If there is one thing I have heard as a consistent worry from colleagues in Common Core states, it is that fiction may get crowded out by the request for more non-fiction in the English Language Arts classroom. Personally, I am not worried about that happening because I know enough English teachers to know that there would have to be a lot of dead bodies before fiction became an inconsequential part of our everyday teaching lives. We love fiction because it is what helps us relax, take a step back, and examine our lives in light of a compelling story. Don't get me wrong, some narrative non-fiction is just as compelling, but answer me this: Which assassination is more surprising? Lincoln's or Gatsby's? We know Lincoln's story and we cringe, breath stopped, as we wait for Booth to squeeze off the fatal shot. The first time we dive into Gatsby's pool, we are just as unaware, just as oblivious to the danger lurking behind the pillars of patio, nestled in the barrel of Wilson's gun. The fictional compels us because it becomes part of us, as we become part of it. This metonymic power of literature to stand in for and represent our lives makes narrative, especially fictional narrative, personal and powerful.
So, when given the choice between learning with fictional or non-fictional texts, why should we choose? Some people might not see the way to incorporate both, but this month's Engage Now! submission from Amy Magnafichi Lucas incorporates fictional texts as models for writing non-fictional essays. Not only does she use fictional text to teach writing, but she dares to use Shakespearean text (cue gasps).

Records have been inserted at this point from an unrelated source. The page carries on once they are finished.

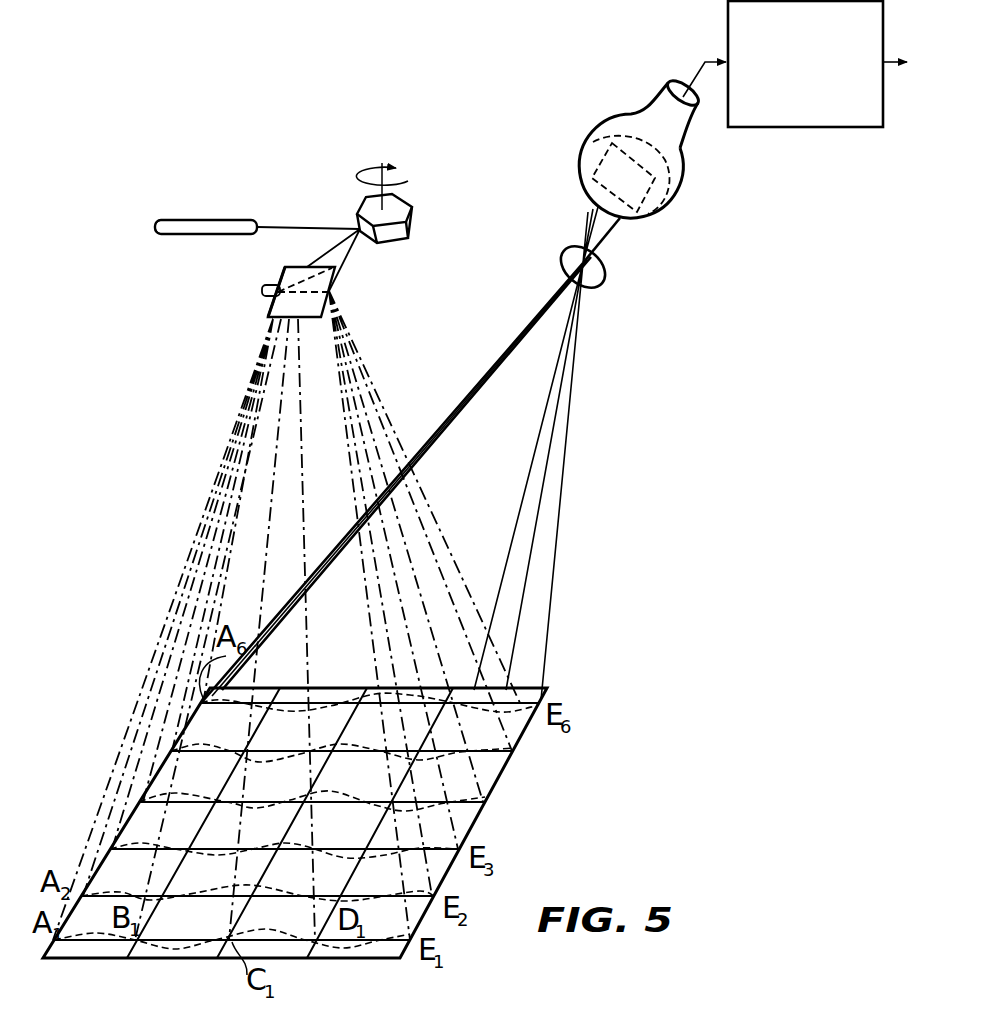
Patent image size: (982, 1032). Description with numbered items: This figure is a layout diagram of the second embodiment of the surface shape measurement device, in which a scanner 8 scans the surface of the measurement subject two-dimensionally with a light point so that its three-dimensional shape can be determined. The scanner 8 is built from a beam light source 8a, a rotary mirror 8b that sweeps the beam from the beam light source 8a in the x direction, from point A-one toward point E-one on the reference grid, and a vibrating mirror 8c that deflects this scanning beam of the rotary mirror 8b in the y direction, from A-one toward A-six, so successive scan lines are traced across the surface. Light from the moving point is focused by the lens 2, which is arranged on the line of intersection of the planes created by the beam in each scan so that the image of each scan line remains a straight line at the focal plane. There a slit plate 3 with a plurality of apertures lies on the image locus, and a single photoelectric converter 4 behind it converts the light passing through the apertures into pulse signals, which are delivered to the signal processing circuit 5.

The lens 2 is at (600, 283).
The slit plate 3 is at (668, 199).
The photoelectric converter 4 is at (603, 128).
The signal processing circuit 5 is at (773, 128).
The scanner 8 is at (247, 278).
The beam light source 8a is at (212, 222).
The rotary mirror 8b is at (413, 206).
The vibrating mirror 8c is at (275, 305).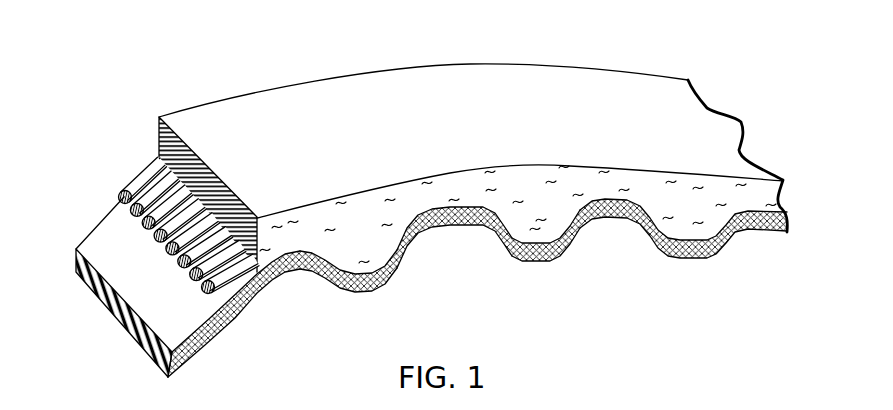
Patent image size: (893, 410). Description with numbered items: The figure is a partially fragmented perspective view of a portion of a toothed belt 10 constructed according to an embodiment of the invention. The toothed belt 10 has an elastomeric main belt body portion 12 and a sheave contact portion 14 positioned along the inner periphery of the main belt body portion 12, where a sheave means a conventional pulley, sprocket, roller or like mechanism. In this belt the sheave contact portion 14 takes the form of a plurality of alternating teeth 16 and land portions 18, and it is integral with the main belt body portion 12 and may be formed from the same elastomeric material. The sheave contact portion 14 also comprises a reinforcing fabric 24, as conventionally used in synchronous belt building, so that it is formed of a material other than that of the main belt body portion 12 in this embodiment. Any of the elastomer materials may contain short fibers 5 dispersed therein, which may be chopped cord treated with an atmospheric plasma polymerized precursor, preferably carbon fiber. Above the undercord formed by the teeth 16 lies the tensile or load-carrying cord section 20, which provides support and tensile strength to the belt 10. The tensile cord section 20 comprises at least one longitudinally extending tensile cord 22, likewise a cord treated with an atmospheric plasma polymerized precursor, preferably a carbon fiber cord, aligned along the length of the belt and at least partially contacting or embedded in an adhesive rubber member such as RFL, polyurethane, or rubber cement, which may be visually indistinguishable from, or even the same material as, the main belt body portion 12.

The toothed belt 10 is at (412, 198).
The elastomeric main belt body portion 12 is at (526, 96).
The sheave contact portion 14 is at (477, 288).
The teeth 16 is at (365, 253).
The land portions 18 is at (442, 229).
The tensile cord section 20 is at (148, 218).
The tensile cord 22 is at (158, 236).
The reinforcing fabric 24 is at (543, 260).
The short fibers 5 is at (351, 249).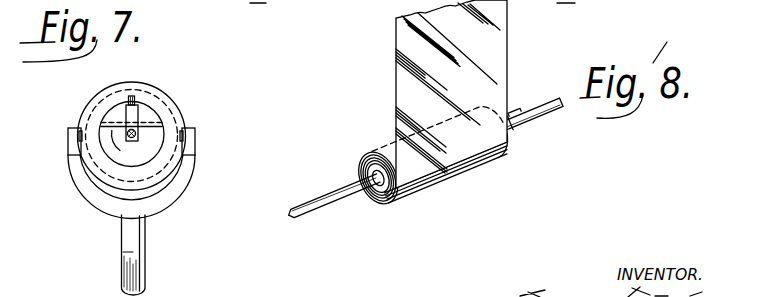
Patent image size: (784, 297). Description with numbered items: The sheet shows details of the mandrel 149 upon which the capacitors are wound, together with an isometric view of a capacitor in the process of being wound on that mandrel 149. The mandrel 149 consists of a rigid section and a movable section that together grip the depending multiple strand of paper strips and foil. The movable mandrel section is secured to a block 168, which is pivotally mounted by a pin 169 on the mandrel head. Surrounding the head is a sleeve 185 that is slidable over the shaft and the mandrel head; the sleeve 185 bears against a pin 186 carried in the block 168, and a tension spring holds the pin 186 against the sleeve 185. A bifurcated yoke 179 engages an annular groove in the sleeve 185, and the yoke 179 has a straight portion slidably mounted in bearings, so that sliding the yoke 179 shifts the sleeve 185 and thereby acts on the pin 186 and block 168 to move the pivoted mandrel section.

In FIG. 7, the mandrel 149 is at (148, 142).
In FIG. 8, the mandrel 149 is at (352, 204).
In FIG. 7, the block 168 is at (127, 113).
In FIG. 7, the pin 169 is at (113, 135).
In FIG. 7, the yoke 179 is at (170, 193).
In FIG. 7, the sleeve 185 is at (181, 113).
In FIG. 7, the pin 186 is at (138, 100).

There are a lot of gems to be mined from this clearly aligned sequence of 3 lessons. The first is a concise method for writing crisp and pithy prose. Using a couple example passages from equally challenging writers, students discuss the nature of "the economy of language." Students are then asked to revise Shakespeare. Like the Rowan Atkinson and Hugh Laurie sketch, they are asked to revise Hamlet. Specifically, students look at the soliloquy from Act I, Scene ii about Hamlet's "too too sullied flesh." They are asked to keep track of and justify each decision in the revision process based on the discussion from the presentation. The key step comes after the second class period when students apply all of the techniques they have developed in terms of revising for the economy of language to the peer review of each other's work. Knowledge without action is useless; however, the instant application of skills gleaned from literary analysis and critical thinking to the writing process builds retention and relevance. The conversations in peer groups coupled with the revision of the initial draft provide the framework for a lesson of enduring value.
Check out the full lesson plan complete with presentation and handout here. The next time I go to teach a novel or play and then have students write a literary analysis essay, I plan on using a piece of the text as a model for a portion of the writing process; maybe I'll use that scene where Nick enters the Buchanan residence for the first time to teach about the value of powerful and vivid language. I can think of no other scene in literature that so readily calls up the whirlwind of the 1920s: all of that elegance and class caught up in the violence of a summer wind. The first time I read that scene, it stood out as picturesque and calm; on my second visit, the spectres of Wilson, Myrtle, and Gatsby reared up, reminding me of the fact that these elegant, yet careless people will be responsible for the suffering of so many others. The words didn't change; I did. As I developed greater understanding through multiple readings of that passage, perhaps my students returning to that passage to explore a new writing skill may gain some new insight. In the study of the words, they get a chance to revise their original impressions and engage the text more deeply: economy of language and economy of instruction time.